Don’t ask your friend with dementia if they “remember your name” — especially if that person is your parent, spouse, or other family member. It’s quite likely to embarrass them if they can’t place you, and, frankly, it doesn’t really matter what your name is. What matters is how they feel about you.


Here’s my absolute favorite story about what I call, “Timeline Confusion”:


Alicia danced down the hallway, both hands steadily on her walker. She moved her hips from side to side, singing a little song, and smiled at everyone she passed. Her son, Nick, was walking next to her.
Nick was probably one of the best caregivers I’d ever met. It wasn’t just that he visited his mother often, it was how he visited her. He was patient and kind—really, he just understood dementia care. He got it.
Alicia was what I like to call, “pleasantly confused.” She thought it was a different year than it was, liked to sing and dance, and generally enjoyed her life.
One day, I approached the pair as they walked quietly down the hall. Alicia smiled and nodded at everyone she passed, sometimes whispering a, “How do you do!”
“Hey, Alicia,” I said. “We’re having a piano player come in to sing and play music for us. Would you like to come listen?”
“Ah, yes!” she smiled back. “My husband is a great singer,” she said, motioning to her son.
Nick smiled and did not correct her. He put his hand gently on her shoulder and said to me, “We’ll be over there soon.” I saw Nick again a few minutes later while his mom was occupied with some other residents. “Nick,” I said. “Does your mom usually think that you’re her husband?”
Nick said something that I’ll never forget. “Sometimes I’m me, sometimes I’m my brother, sometimes I’m my dad, and sometimes I’m just a friend. But she always knows that she loves me,” he smiled.
Nick had nailed it. He understood that, because his mom thought it was 1960, she would have trouble placing him on a timeline.
He knew that his mom recognized him and he knew that she loved him. However, because of her dementia, she thought it was a different year. And, in that year, he would’ve been a teenager.
Using context clues (however mixed up the clues were) Alicia had determined that Nick was her husband: he was the right age, he sure sounded and looked like her husband, and she believed that her son was a young man.

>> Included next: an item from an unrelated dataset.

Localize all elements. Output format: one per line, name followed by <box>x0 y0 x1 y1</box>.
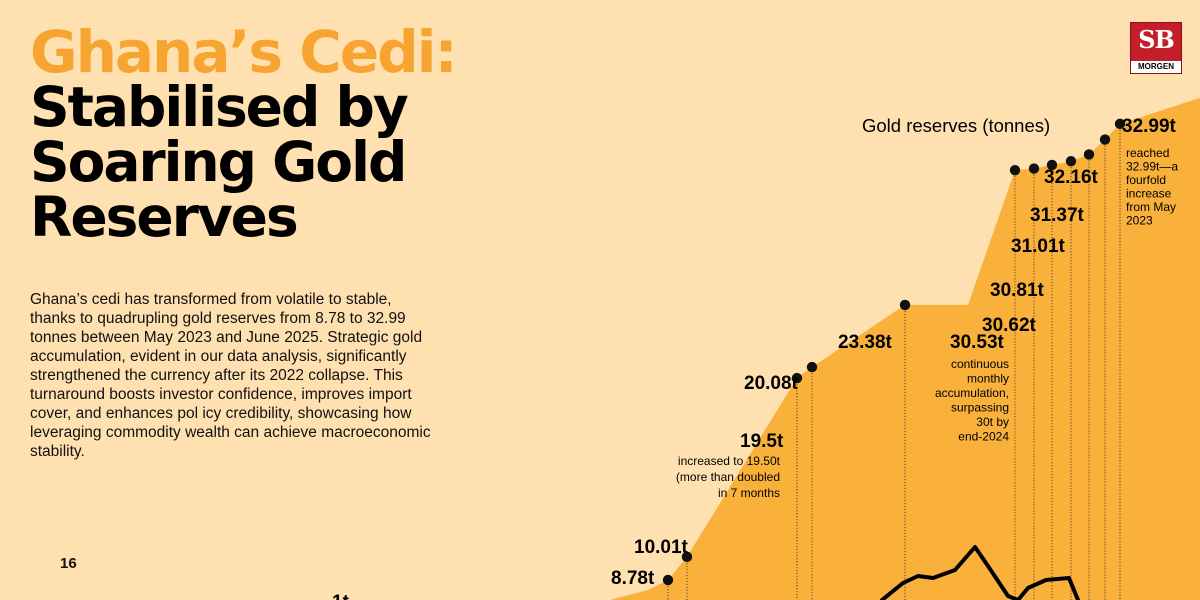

This is the concept that I like to call timeline confusion. It’s not that your loved one doesn’t recognize you, it’s that they can’t place you on a timeline.


What matters is how they feel about you. Not your name or your exact identity.


Original post by Rachel Wonderland

rachaelwonderlin.com



Selected comment:

"When my grandmother developed dementia, she took to calling me ‘Virginia.' She had gone to a time in her mind when long red hair did not mean her metalhead grandson, it meant her eldest son’s fiancee. She gave me a lot of advice for how to keep my head and my temper with young Leo, who could be a handful but was a gem if you didn’t let him push you. 'I know you’re a firecracker, ginger,' she’d tell me, 'but don’t make a fight out of it. Just hear him out and then make your own decision. He respects that.'


I didn’t correct her on my gender or the year or my name. I didn’t tell her that Virginia and Leo had been married forty years and were doing fine. I thought that might reassure her, but then, it might just throw her for a loop, so I kept it to myself. I kind of wanted to tell her Leo had been an excellent mentor to me and she’d taught him well, but I figured I could save that for a better opportunity (as it happened, I didn’t get the chance, but I think she knew she did a good job).

I just understood that she saw me as a young person she wanted to teach and look out for, and maybe a person whose agency she wanted to validate despite society trying to squash it.


So I listened to her advice and thanked her, and told her I’d think on it, and she was happy. And I did think on it, too, and it helped me in my relationship.

People with dementia are still themselves. They’re not clear on the details, but they still love and care and have things to teach."